Even still, Augistinho Neto attempted to dissuade Alves from mutiny, asking him to consider the need for "national unity" in the face of the "imperialist threat" to the country. But Alves remained intransigent, and on 21 May, he was expelled from the MPLA.

===Coup and purge===
The Nitistas set the date of the coup for 25 May, when they were to capture the prisons, radio stations and newspaper offices in Luanda. Alves initially drew up a list of enemies in the government to be executed, but later decided that simply imprisoning the "reactionary ministers" would be sufficient. But the coup was prematurely aborted, as Nitistas in the military were unconvinced that they had the strength to pull off the operation. Alves responded angrily: "You talk a lot about the 'People' without respect. Now the masses are ready. They're putting their trust in you. And now you don't want to advance'" Alves ordered the Nitista-controlled CPBs to go ahead with the "popular uprising", which he thought would force the Nitista faction of the military into action. He then left the capital for Caxito, where he was presented with a new plan for the coup. With the Nitista faction of the military finally on board, the date of the coup was set for 27 May, and preparations for the mass uprising were put into action.

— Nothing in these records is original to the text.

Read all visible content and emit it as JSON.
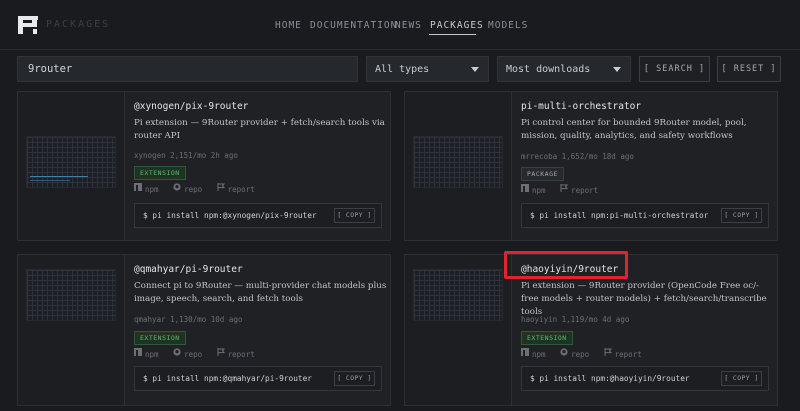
{
  "header": {
    "logo_text": "PACKAGES",
    "nav": [
      {
        "label": "HOME"
      },
      {
        "label": "DOCUMENTATION"
      },
      {
        "label": "NEWS"
      },
      {
        "label": "PACKAGES"
      },
      {
        "label": "MODELS"
      }
    ],
    "active_nav": "PACKAGES"
  },
  "filters": {
    "search_value": "9router",
    "type_select": "All types",
    "sort_select": "Most downloads",
    "search_button": "[ SEARCH ]",
    "reset_button": "[ RESET ]"
  },
  "cards": [
    {
      "title": "@xynogen/pix-9router",
      "description": "Pi extension — 9Router provider + fetch/search tools via router API",
      "meta": "xynogen  2,151/mo  2h ago",
      "badge": "EXTENSION",
      "links": [
        "npm",
        "repo",
        "report"
      ],
      "install": "$ pi install npm:@xynogen/pix-9router",
      "copy": "[ COPY ]"
    },
    {
      "title": "pi-multi-orchestrator",
      "description": "Pi control center for bounded 9Router model, pool, mission, quality, analytics, and safety workflows",
      "meta": "mrrecoba  1,652/mo  18d ago",
      "badge": "PACKAGE",
      "links": [
        "npm",
        "report"
      ],
      "install": "$ pi install npm:pi-multi-orchestrator",
      "copy": "[ COPY ]"
    },
    {
      "title": "@qmahyar/pi-9router",
      "description": "Connect pi to 9Router — multi-provider chat models plus image, speech, search, and fetch tools",
      "meta": "qmahyar  1,130/mo  10d ago",
      "badge": "EXTENSION",
      "links": [
        "npm",
        "repo",
        "report"
      ],
      "install": "$ pi install npm:@qmahyar/pi-9router",
      "copy": "[ COPY ]"
    },
    {
      "title": "@haoyiyin/9router",
      "description": "Pi extension — 9Router provider (OpenCode Free oc/-free models + router models) + fetch/search/transcribe tools",
      "meta": "haoyiyin  1,119/mo  4d ago",
      "badge": "EXTENSION",
      "links": [
        "npm",
        "repo",
        "report"
      ],
      "install": "$ pi install npm:@haoyiyin/9router",
      "copy": "[ COPY ]"
    }
  ],
  "colors": {
    "background": "#191b1f",
    "card": "#1f2125",
    "extension_badge": "#5fb872",
    "highlight": "#e0242f"
  },
  "icons": [
    "logo-icon",
    "chevron-down-icon",
    "npm-icon",
    "github-icon",
    "flag-icon"
  ]
}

On the morning of 27 May 1977, the Nitistas attacked São Paulo prison and released its prisoners, while others arrested members of the government and imprisoned them at Sambizanga. They captured the radio station and started broadcasting anti-government appeals, but when they called for a mass demonstration outside the presidential palace, they only managed to bring together 500 people. The military faction was only able to briefly capture one barracks, but it was quickly taken back and most soldiers remained loyal to the government. Alves himself was shocked to find out that Cuban troops in the country had immediately sided with Neto's government, which prompted him to question his "understanding of scientific socialism".

By mid-day, the Angolan army had dispersed the demonstrators at the palace and regained control of the radio station. At 13:30, the mutinous Ninth Armoured Brigade had surrendered and the coup was over. Other Nitista attempts throughout the rest of the country were also neutralised, or were never able to manifest in the first place. But by the time that President Neto declared victory over the coup in a radio broadcast, Nito Alves had already ordered the execution of several leaders of the MPLA and FAPLA; this prompted widespread calls for the coup leaders to themselves be executed.

In the wake of the coup, the MPLA carried out hundreds of arrests in Luanda, Nitistas were purged from office and several Nitista CPBs were dissolved. In the wake of the coup's suppression, the Angolan economy rapidly began to improve and the MPLA was finally united with complete control of the country's political system. While leading Nitistas were captured, Nito Alves fled north. He arrived in his hometown of Piri after six weeks of walking, but was immediately given up to the FAPLA. On 7 July 1977, Alves was arrested, bringing a definitive end to the Nitista insurrection. A military tribunal was established to try Alves and other Nitista leaders. The authorities investigated Alves for collaboration with UNITA, but no evidence of such was found. Alves was executed by firing squad on 14 July 1977.